Vê-se assim que as Conferências, no grau de deformação a que chegaram, são instrumentos perfeitos para o atrevimento de uma minoria ativa que já não merece o respeito de ninguém, e para a passividade timorata de uma maioria que destarte acabará perdendo também o direito ao respeito. A esse defeito de estrutura acrescentemos da incontinência verbal: as Conferências falam demais, estão demais nos boletins, estão todos os dias nos jornais.

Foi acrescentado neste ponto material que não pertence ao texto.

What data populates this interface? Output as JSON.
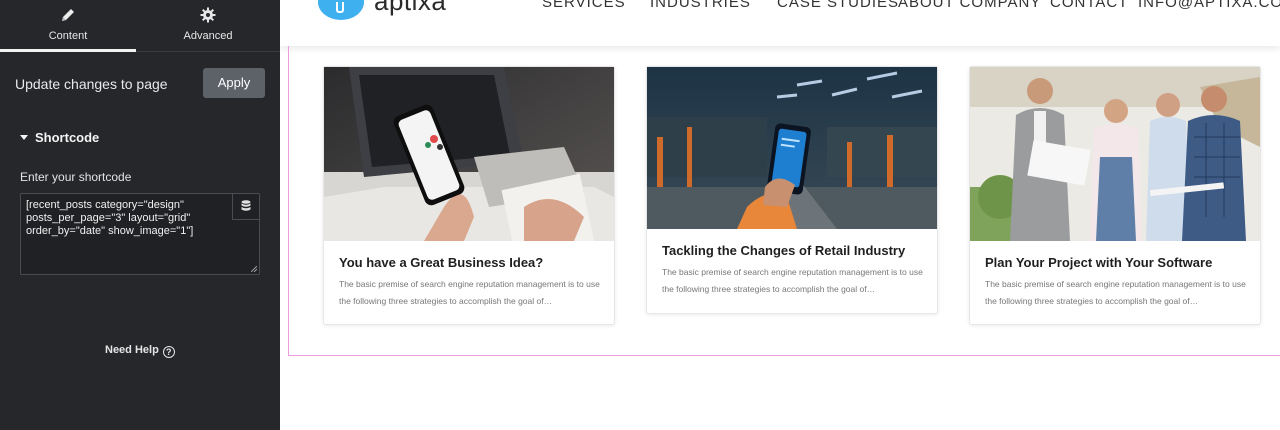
{
  "panel": {
    "tabs": [
      {
        "label": "Content",
        "icon": "pencil-icon"
      },
      {
        "label": "Advanced",
        "icon": "gear-icon"
      }
    ],
    "update_text": "Update changes to page",
    "apply_label": "Apply",
    "section_title": "Shortcode",
    "shortcode_label": "Enter your shortcode",
    "shortcode_value": "[recent_posts category=\"design\" posts_per_page=\"3\" layout=\"grid\" order_by=\"date\" show_image=\"1\"]",
    "need_help": "Need Help",
    "help_glyph": "?"
  },
  "site": {
    "logo_text": "aptixa",
    "nav": [
      "SERVICES",
      "INDUSTRIES",
      "CASE STUDIES",
      "ABOUT COMPANY",
      "CONTACT",
      "INFO@APTIXA.COM"
    ]
  },
  "posts": [
    {
      "title": "You have a Great Business Idea?",
      "excerpt": "The basic premise of search engine reputation management is to use the following three strategies to accomplish the goal of…"
    },
    {
      "title": "Tackling the Changes of Retail Industry",
      "excerpt": "The basic premise of search engine reputation management is to use the following three strategies to accomplish the goal of…"
    },
    {
      "title": "Plan Your Project with Your Software",
      "excerpt": "The basic premise of search engine reputation management is to use the following three strategies to accomplish the goal of…"
    }
  ],
  "colors": {
    "panel_bg": "#26272b",
    "apply_bg": "#5d6168",
    "brand": "#3fb0ef",
    "frame": "#f19be3"
  }
}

E além de tudo isto cabe aqui a pergunta: como pode uma Assembleia deliberativa e executiva funcionar sem a reunião constante de seus membros? Pode alguém imaginar uma Câmara ou um Senado cujos membros residissem nos Estados e nas cidades que o elegeram? Tal Assembleia, para parecer que é Assembleia e para funcionar com membros esparsos, só teria uma solução: fazer-se representar por uma Comissão Central, ou por quatro secretários e peritos. E aqui voltamos ao defeito fundamental: a autoridade dos Bispos, em pronunciamentos e decisões gravíssimos, como por exemplo as que se referem à pastoral catequética, se omite, se dissolve, e se entrega aos "peritos" de que se queixaram os Bispos de Minas Gerais.